Challenges of working with government
• Government sometimes has the resources but not the budgeting ability to maximise these. Skilled volunteerism may be considered to build municipal capacity in this area.
• The time taken for the municipalities to make decisions
• Lack of capacity at some municipalities – e.g. GIS specialist and fire chief in the case of Santam
• The financial systems and controls of municipalities are often not up to standard to account for money provided by a corporate.
• Municipal employees often move to the private sector once they are trained (e.g. GIS experts).
• Managing complex relationships within municipalities, and lobbying SAIA, NDMC, SASRIA, University of Stellenbosch – potential partners who can take over when Santam exits the municipality after their five-year MOU
• Measuring impact is difficult – for example, Santam has provided early warning systems, smoke alarms, etc. Impact may only be measured years down the line, if the early warning systems have prevented a disaster from taking place (e.g. a smoke alarm warning prevented a fire in an old age home).

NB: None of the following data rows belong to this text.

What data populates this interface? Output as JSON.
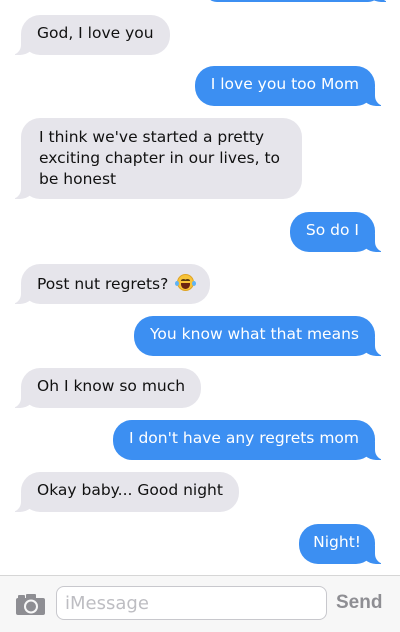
{
  "conversation": {
    "messages": [
      {
        "direction": "outgoing",
        "text": ""
      },
      {
        "direction": "incoming",
        "text": "God, I love you"
      },
      {
        "direction": "outgoing",
        "text": "I love you too Mom"
      },
      {
        "direction": "incoming",
        "text": "I think we've started a pretty exciting chapter in our lives, to be honest"
      },
      {
        "direction": "outgoing",
        "text": "So do I"
      },
      {
        "direction": "incoming",
        "text": "Post nut regrets?",
        "emoji": "face-with-tears-of-joy"
      },
      {
        "direction": "outgoing",
        "text": "You know what that means"
      },
      {
        "direction": "incoming",
        "text": "Oh I know so much"
      },
      {
        "direction": "outgoing",
        "text": "I don't have any regrets mom"
      },
      {
        "direction": "incoming",
        "text": "Okay baby... Good night"
      },
      {
        "direction": "outgoing",
        "text": "Night!"
      }
    ]
  },
  "composer": {
    "camera_icon": "camera-icon",
    "placeholder": "iMessage",
    "send_label": "Send"
  },
  "colors": {
    "incoming_bubble": "#e6e5eb",
    "outgoing_bubble": "#3c8ff2",
    "send_disabled": "#8e8e93"
  }
}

Recommendations for working with government
● Work in the areas in which your company has expertise – Santam is skilled in risk management and prevention.

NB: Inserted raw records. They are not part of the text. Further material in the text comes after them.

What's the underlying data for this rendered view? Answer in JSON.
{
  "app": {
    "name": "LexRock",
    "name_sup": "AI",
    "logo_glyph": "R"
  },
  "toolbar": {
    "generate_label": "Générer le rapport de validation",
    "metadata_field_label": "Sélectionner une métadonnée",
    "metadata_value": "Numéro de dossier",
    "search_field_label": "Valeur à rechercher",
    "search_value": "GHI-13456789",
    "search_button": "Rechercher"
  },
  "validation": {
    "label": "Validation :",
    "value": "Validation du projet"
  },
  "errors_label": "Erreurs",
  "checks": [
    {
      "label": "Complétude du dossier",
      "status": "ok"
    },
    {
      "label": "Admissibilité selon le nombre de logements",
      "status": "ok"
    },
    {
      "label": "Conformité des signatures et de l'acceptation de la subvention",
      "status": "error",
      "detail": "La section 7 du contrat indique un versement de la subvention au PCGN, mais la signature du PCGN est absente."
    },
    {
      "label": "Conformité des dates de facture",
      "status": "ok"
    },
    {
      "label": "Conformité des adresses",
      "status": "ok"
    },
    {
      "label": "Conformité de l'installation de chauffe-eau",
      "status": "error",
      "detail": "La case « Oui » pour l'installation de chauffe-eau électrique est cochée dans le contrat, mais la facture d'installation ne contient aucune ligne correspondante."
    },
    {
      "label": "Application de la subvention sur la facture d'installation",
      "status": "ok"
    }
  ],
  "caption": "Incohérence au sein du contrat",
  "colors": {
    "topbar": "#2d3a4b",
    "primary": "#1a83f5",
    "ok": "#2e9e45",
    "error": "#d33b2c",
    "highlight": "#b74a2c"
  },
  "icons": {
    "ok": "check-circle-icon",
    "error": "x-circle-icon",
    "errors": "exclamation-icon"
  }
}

● Work within existing legislation: The Disaster Risk Management Act makes provision for a municipal advisory board – Santam is now part of this board.

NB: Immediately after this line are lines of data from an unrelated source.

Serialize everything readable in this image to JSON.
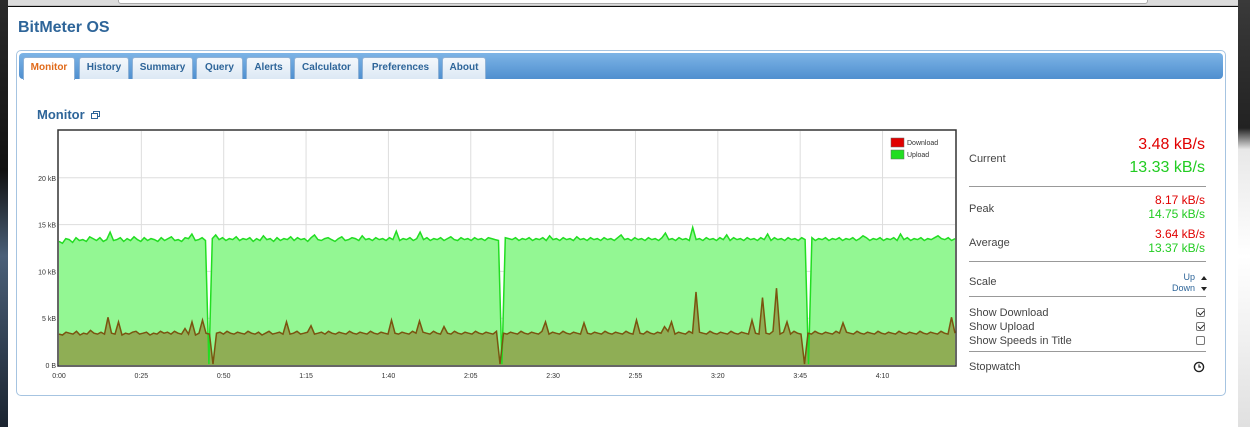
{
  "app": {
    "title": "BitMeter OS"
  },
  "tabs": [
    {
      "label": "Monitor",
      "active": true
    },
    {
      "label": "History"
    },
    {
      "label": "Summary"
    },
    {
      "label": "Query"
    },
    {
      "label": "Alerts"
    },
    {
      "label": "Calculator"
    },
    {
      "label": "Preferences"
    },
    {
      "label": "About"
    }
  ],
  "monitor": {
    "title": "Monitor",
    "popout_icon": "popout-window-icon"
  },
  "colors": {
    "download": "#e00000",
    "upload": "#22dd22",
    "upload_fill": "#93f793",
    "overlap_fill": "#8fae55",
    "accent": "#2e6599",
    "active_tab": "#e06a1a"
  },
  "chart_data": {
    "type": "area",
    "legend": [
      {
        "name": "Download",
        "color": "#e00000"
      },
      {
        "name": "Upload",
        "color": "#22dd22"
      }
    ],
    "legend_position": "top-right",
    "x_ticks": [
      "0:00",
      "0:25",
      "0:50",
      "1:15",
      "1:40",
      "2:05",
      "2:30",
      "2:55",
      "3:20",
      "3:45",
      "4:10"
    ],
    "y_ticks": [
      "0 B",
      "5 kB",
      "10 kB",
      "15 kB",
      "20 kB"
    ],
    "x_range_seconds": [
      0,
      272
    ],
    "ylim_kB": [
      0,
      25
    ],
    "grid": true,
    "series": [
      {
        "name": "Upload",
        "unit": "kB/s",
        "values": [
          13.2,
          13.0,
          13.5,
          13.4,
          13.1,
          13.6,
          13.3,
          13.4,
          13.2,
          13.7,
          13.5,
          13.3,
          13.6,
          13.2,
          13.4,
          14.2,
          13.3,
          13.4,
          13.6,
          13.2,
          13.5,
          13.3,
          13.7,
          13.4,
          13.2,
          13.6,
          13.3,
          13.5,
          13.4,
          13.2,
          13.6,
          13.3,
          13.5,
          13.7,
          13.3,
          13.4,
          13.2,
          13.6,
          13.5,
          14.0,
          13.3,
          13.4,
          13.6,
          13.3,
          0.1,
          13.5,
          13.9,
          13.4,
          13.6,
          13.3,
          13.5,
          13.4,
          13.7,
          13.3,
          13.5,
          13.4,
          13.6,
          13.2,
          13.5,
          13.3,
          13.8,
          13.4,
          13.5,
          13.2,
          13.6,
          13.3,
          13.5,
          13.4,
          13.7,
          13.3,
          13.6,
          13.4,
          13.5,
          13.2,
          13.6,
          13.9,
          13.4,
          13.3,
          13.5,
          13.6,
          13.4,
          13.2,
          13.5,
          13.7,
          13.3,
          13.4,
          13.6,
          13.5,
          13.3,
          13.8,
          13.4,
          13.5,
          13.3,
          13.6,
          13.4,
          13.5,
          13.3,
          13.6,
          13.4,
          14.3,
          13.3,
          13.5,
          13.4,
          13.6,
          13.3,
          13.5,
          14.2,
          13.4,
          13.6,
          13.3,
          13.5,
          13.4,
          13.6,
          13.3,
          13.5,
          13.7,
          13.4,
          13.3,
          13.6,
          13.4,
          13.5,
          13.3,
          13.6,
          13.4,
          13.5,
          13.3,
          13.6,
          13.5,
          13.4,
          13.3,
          0.1,
          13.6,
          13.5,
          13.4,
          13.6,
          13.3,
          13.5,
          13.4,
          13.6,
          13.3,
          13.5,
          13.4,
          13.6,
          13.3,
          13.8,
          13.4,
          13.5,
          13.3,
          13.6,
          13.4,
          13.5,
          13.3,
          13.7,
          13.4,
          13.5,
          13.3,
          13.6,
          13.4,
          13.5,
          13.3,
          13.6,
          13.4,
          13.5,
          13.3,
          13.6,
          13.9,
          13.4,
          13.5,
          13.3,
          13.6,
          13.4,
          13.5,
          13.3,
          13.6,
          13.4,
          13.5,
          13.3,
          13.6,
          14.1,
          13.4,
          13.5,
          13.3,
          13.6,
          13.4,
          13.5,
          13.3,
          14.7,
          13.4,
          13.5,
          13.3,
          13.6,
          13.4,
          13.5,
          13.3,
          13.6,
          13.4,
          13.9,
          13.3,
          13.6,
          13.4,
          13.5,
          13.3,
          13.6,
          13.4,
          13.5,
          13.3,
          13.6,
          13.4,
          14.0,
          13.3,
          13.6,
          13.4,
          13.5,
          13.3,
          13.6,
          13.4,
          13.5,
          13.3,
          13.6,
          13.4,
          0.1,
          13.6,
          13.3,
          13.5,
          13.4,
          13.6,
          13.3,
          13.5,
          13.4,
          13.6,
          13.3,
          13.5,
          13.4,
          13.6,
          13.3,
          13.5,
          13.8,
          13.6,
          13.3,
          13.5,
          13.4,
          13.6,
          13.3,
          13.5,
          13.4,
          13.6,
          13.3,
          14.0,
          13.4,
          13.6,
          13.3,
          13.5,
          13.4,
          13.6,
          13.3,
          13.5,
          13.4,
          13.6,
          13.8,
          13.5,
          13.4,
          13.6,
          13.3,
          13.5
        ]
      },
      {
        "name": "Download",
        "unit": "kB/s",
        "values": [
          3.3,
          3.2,
          3.5,
          3.4,
          3.3,
          3.6,
          3.2,
          3.4,
          3.3,
          3.7,
          3.4,
          3.3,
          3.5,
          3.3,
          5.1,
          3.4,
          3.3,
          4.6,
          3.2,
          3.4,
          3.3,
          3.5,
          3.6,
          3.3,
          3.4,
          3.5,
          3.2,
          3.4,
          3.3,
          3.6,
          3.4,
          3.5,
          3.3,
          3.6,
          3.4,
          3.3,
          3.9,
          3.3,
          4.6,
          3.2,
          3.4,
          4.8,
          3.4,
          3.3,
          0.1,
          3.4,
          3.5,
          3.3,
          3.6,
          3.4,
          3.3,
          3.5,
          3.4,
          3.3,
          3.6,
          3.4,
          3.3,
          3.5,
          3.2,
          3.4,
          3.6,
          3.3,
          3.4,
          3.5,
          3.3,
          4.6,
          3.3,
          3.4,
          3.6,
          3.3,
          3.4,
          3.5,
          4.2,
          3.3,
          3.4,
          3.5,
          3.3,
          3.6,
          3.4,
          3.3,
          3.5,
          3.4,
          3.3,
          3.6,
          3.4,
          3.3,
          3.5,
          3.4,
          3.3,
          3.6,
          3.4,
          3.3,
          3.5,
          3.4,
          3.3,
          4.8,
          3.4,
          3.3,
          3.5,
          3.4,
          3.3,
          3.6,
          3.4,
          4.7,
          3.5,
          3.4,
          3.3,
          3.6,
          3.4,
          3.3,
          4.1,
          3.4,
          3.3,
          3.6,
          3.4,
          3.3,
          3.5,
          3.4,
          3.3,
          3.6,
          3.4,
          3.3,
          3.5,
          3.4,
          3.3,
          3.6,
          0.1,
          3.4,
          3.3,
          3.5,
          3.4,
          3.3,
          3.6,
          3.4,
          3.3,
          3.5,
          3.4,
          3.3,
          3.6,
          4.6,
          3.3,
          3.5,
          3.4,
          3.3,
          3.6,
          3.4,
          3.3,
          3.5,
          3.4,
          3.3,
          4.5,
          3.4,
          3.3,
          3.5,
          3.4,
          3.3,
          3.6,
          3.4,
          3.3,
          3.5,
          3.4,
          3.3,
          3.6,
          3.4,
          3.3,
          4.8,
          3.4,
          3.3,
          3.6,
          3.4,
          3.3,
          3.5,
          3.4,
          4.1,
          3.6,
          4.6,
          3.3,
          3.5,
          3.4,
          3.3,
          3.6,
          3.4,
          7.8,
          3.5,
          3.4,
          3.3,
          3.6,
          3.4,
          3.3,
          3.5,
          3.4,
          3.3,
          3.6,
          3.4,
          3.3,
          3.5,
          3.4,
          3.3,
          4.8,
          3.4,
          3.3,
          7.2,
          3.4,
          3.3,
          3.6,
          8.2,
          3.3,
          3.5,
          4.6,
          3.3,
          3.6,
          3.4,
          3.3,
          0.1,
          3.4,
          3.3,
          3.6,
          3.4,
          3.3,
          3.5,
          3.4,
          3.3,
          3.6,
          3.4,
          4.5,
          3.5,
          3.4,
          3.3,
          3.6,
          3.4,
          3.3,
          3.5,
          3.4,
          3.3,
          3.6,
          3.4,
          3.3,
          3.5,
          3.4,
          3.3,
          3.6,
          3.4,
          3.3,
          3.5,
          3.4,
          3.3,
          3.6,
          3.4,
          3.3,
          3.5,
          3.4,
          3.3,
          3.6,
          3.4,
          3.3,
          5.1,
          3.4
        ]
      }
    ]
  },
  "stats": {
    "current_label": "Current",
    "current_download": "3.48 kB/s",
    "current_upload": "13.33 kB/s",
    "peak_label": "Peak",
    "peak_download": "8.17 kB/s",
    "peak_upload": "14.75 kB/s",
    "average_label": "Average",
    "average_download": "3.64 kB/s",
    "average_upload": "13.37 kB/s",
    "scale_label": "Scale",
    "scale_up": "Up",
    "scale_down": "Down",
    "show_download_label": "Show Download",
    "show_download_checked": true,
    "show_upload_label": "Show Upload",
    "show_upload_checked": true,
    "show_speeds_label": "Show Speeds in Title",
    "show_speeds_checked": false,
    "stopwatch_label": "Stopwatch",
    "stopwatch_icon": "stopwatch-icon"
  }
}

● Align with municipal, district and national plans. Engage the government entity first to understand what they really need, and then align your company’s support to the existing plan.
For example: Check the Integrated Development Plan of the municipality to see what projects are planned.
The mining industry, for example, has a more holistic planning approach and collaboratively identifies projects with the municipality, other mines and key community stakeholders in the various mining areas.
Santam works with the existing disaster management plan of the municipality, rather than trying to create a plan from scratch with the approvals and decisions that would be required to embark on a new document.
● Spend time understanding how the department or municipality that you will be working with functions – how decisions are made, by whom and at what point. Be cognisant of the political cycle, and the various parties’ policies and positions on key issues.
● Be very patient, the Hollard Foundation waited over one year for City of Joburg sign off on a proposed project.
● Government can become dependent on the company after they have been provided with assistance for a lengthy period. Therefore, ensure that you have an exit plan from the outset, and involve government stakeholders in designing this plan, and outlining their role going forward. Ensure that you communicate continuously and manage expectations throughout the programme.
● Government often has the impression that corporates have lots of money to spend on community infrastructure. There is therefore an expectation that corporates should be responsible for building roads, schools, etc. Corporates therefore need to educate government on how corporate budgeting processes work, and manage their expectations.
● An MOU is required to guide the relationship between the corporate and the government entity. This should also outline an implementation plan with timelines and specific deliverables from each partner (KPIs, targets, etc.) and roles and responsibilities.
● Consider partnering with universities whose mandate is research. This would enable corporates to study trends, conduct feasibility studies, etc.
● Reconsider the duration of ‘sustainable’ projects. Exxaro working with World Vision in Limpopo and they only consider projects sustainable after 15 years of involvement.